If neurologic signs are severe or rapidly progressive, anti-inflammatory/anti-oxidant therapy should be used for several days during the initial period of antimicrobial therapy or during any period of exacerbation. "Loading" doses of ponazuril (3 to 7x normal dose for 1 to 3 days) may be given off-label to rapidly move steady-state concentrations of the drug into a theoretically effective range. A reasonable protocol is flunixin meglumine (1.1 mg/kg IV), and flunixin once daily for 4 days. Natural vitamin E should be begun orally at the rate of 20 IU/kg/day. When signs of brain disease are severe or the horse is in danger of becoming recumbent at onset of therapy, a single to several doses of corticosteroid (e.g., dexamethasone, 0.05-0.1 mg/kg) is justified..
Some clinicians attempt to boost cell-mediated immunity by use of immunostimulants such as killed Propionibacterium acne (Eqstim), killed parapox ovis virus (Zylexis), mycobacterial cell wall extract (Equimune IV), levamisole, or alpha interferon. In persistent protozoal diseases of human beings, such as leishmaniasis, the efficacy of such approaches is established.

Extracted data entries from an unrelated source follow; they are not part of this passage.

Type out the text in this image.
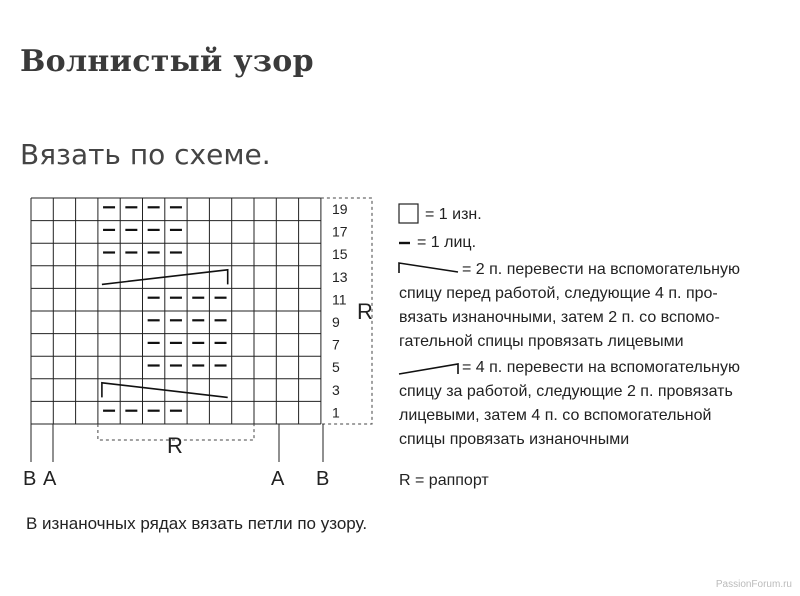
Волнистый узор
Вязать по схеме.
19
17
15
13
11
9
7
5
3
1
R
R
B A	A B
= 1 изн.
= 1 лиц.
= 2 п. перевести на вспомогательную
спицу перед работой, следующие 4 п. про-
вязать изнаночными, затем 2 п. со вспомо-
гательной спицы провязать лицевыми
= 4 п. перевести на вспомогательную
спицу за работой, следующие 2 п. провязать
лицевыми, затем 4 п. со вспомогательной
спицы провязать изнаночными
R = раппорт
В изнаночных рядах вязать петли по узору.
PassionForum.ru
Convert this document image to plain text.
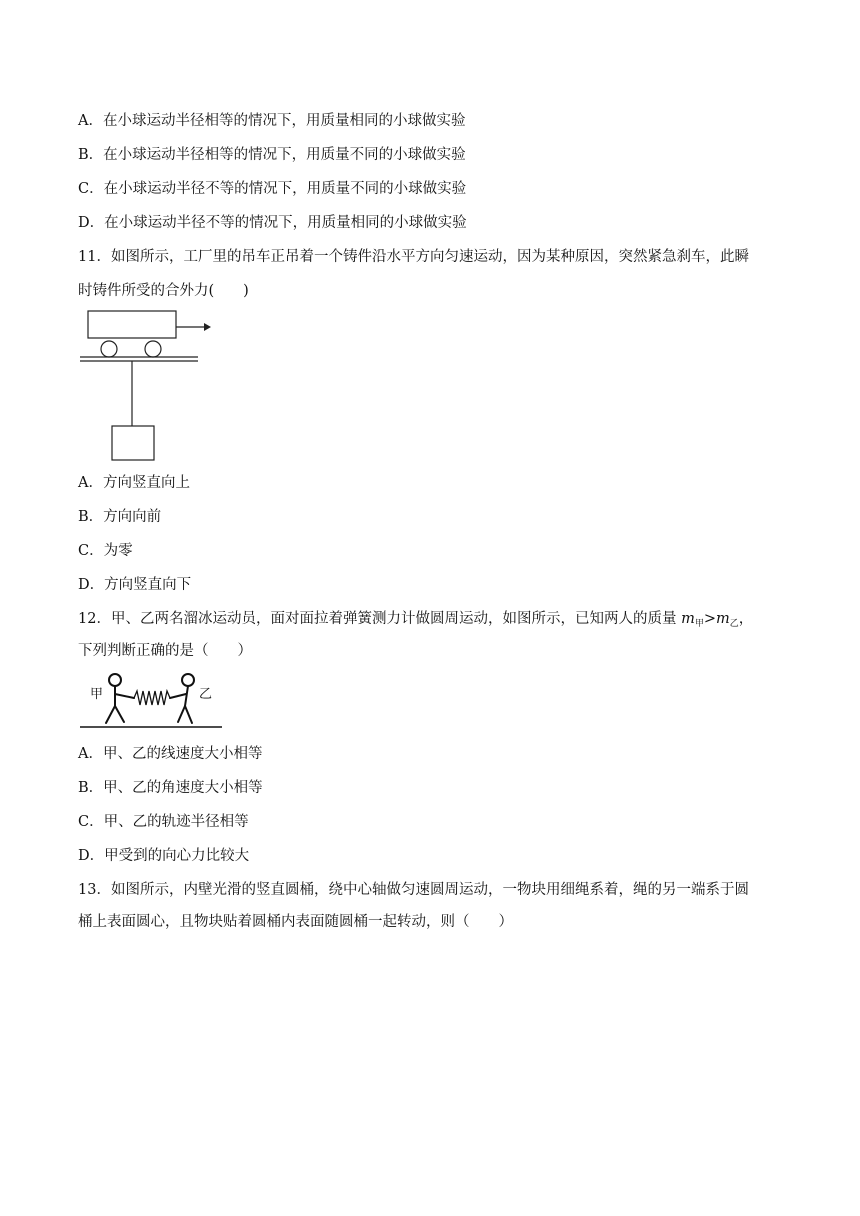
A．在小球运动半径相等的情况下，用质量相同的小球做实验
B．在小球运动半径相等的情况下，用质量不同的小球做实验
C．在小球运动半径不等的情况下，用质量不同的小球做实验
D．在小球运动半径不等的情况下，用质量相同的小球做实验
11．如图所示，工厂里的吊车正吊着一个铸件沿水平方向匀速运动，因为某种原因，突然紧急刹车，此瞬
时铸件所受的合外力(　　)
A．方向竖直向上
B．方向向前
C．为零
D．方向竖直向下
12．甲、乙两名溜冰运动员，面对面拉着弹簧测力计做圆周运动，如图所示，已知两人的质量 $m_甲>m_乙$，
下列判断正确的是（　　）
甲	乙
A．甲、乙的线速度大小相等
B．甲、乙的角速度大小相等
C．甲、乙的轨迹半径相等
D．甲受到的向心力比较大
13．如图所示，内壁光滑的竖直圆桶，绕中心轴做匀速圆周运动，一物块用细绳系着，绳的另一端系于圆
桶上表面圆心，且物块贴着圆桶内表面随圆桶一起转动，则（　　）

It is presumed that horses ingest infective opossum sporocysts with feed or water. Opossums are omnivores, and are attracted to grains, moist or dry cat or dog food, fruit or garbage. Therefore, horse feed and pet food should not be left out and open feed bags and garbage should be kept in closed galvanized metal containers, bird-feeders should be eliminated, and fallen fruit should be removed. Opossums can be trapped and relocated or scared off by a patrolling big black dog or a herd of Jack Russells. Less practically, paddocks can be opossum-proofed by placing a partially buried 2-in × 4-in-mesh fence and electric wire on the outside of existing horse fence. It is probable that sporocysts are distributed from the point of deposition by birds and/or insects, so it may be prudent to control populations of these potential vectors, at least within horse barns. Steam cleaning has been shown to kill sporocysts, so feed and water containers could be cleaned by this technique. An issue which hasn't been addressed is the possibility of contamination of commercially prepared feeds with S. neurona sporocysts. Because they have been heated (60 - 166 C) during preparation, "hot-processed" feeds (e.g., steam flaked, pelleted, or extruded feeds) are unlikely to harbor viable sporocysts. Because intermediate hosts do not directly infect horses, control of intermediate host populations is unlikely to be effective.
An EPM vaccine was sold under limited license for several years. The notably simplistic approach to vaccine development, i.e., use of killed cultured whole organisms, was criticized and the vaccine was withdrawn in 2007.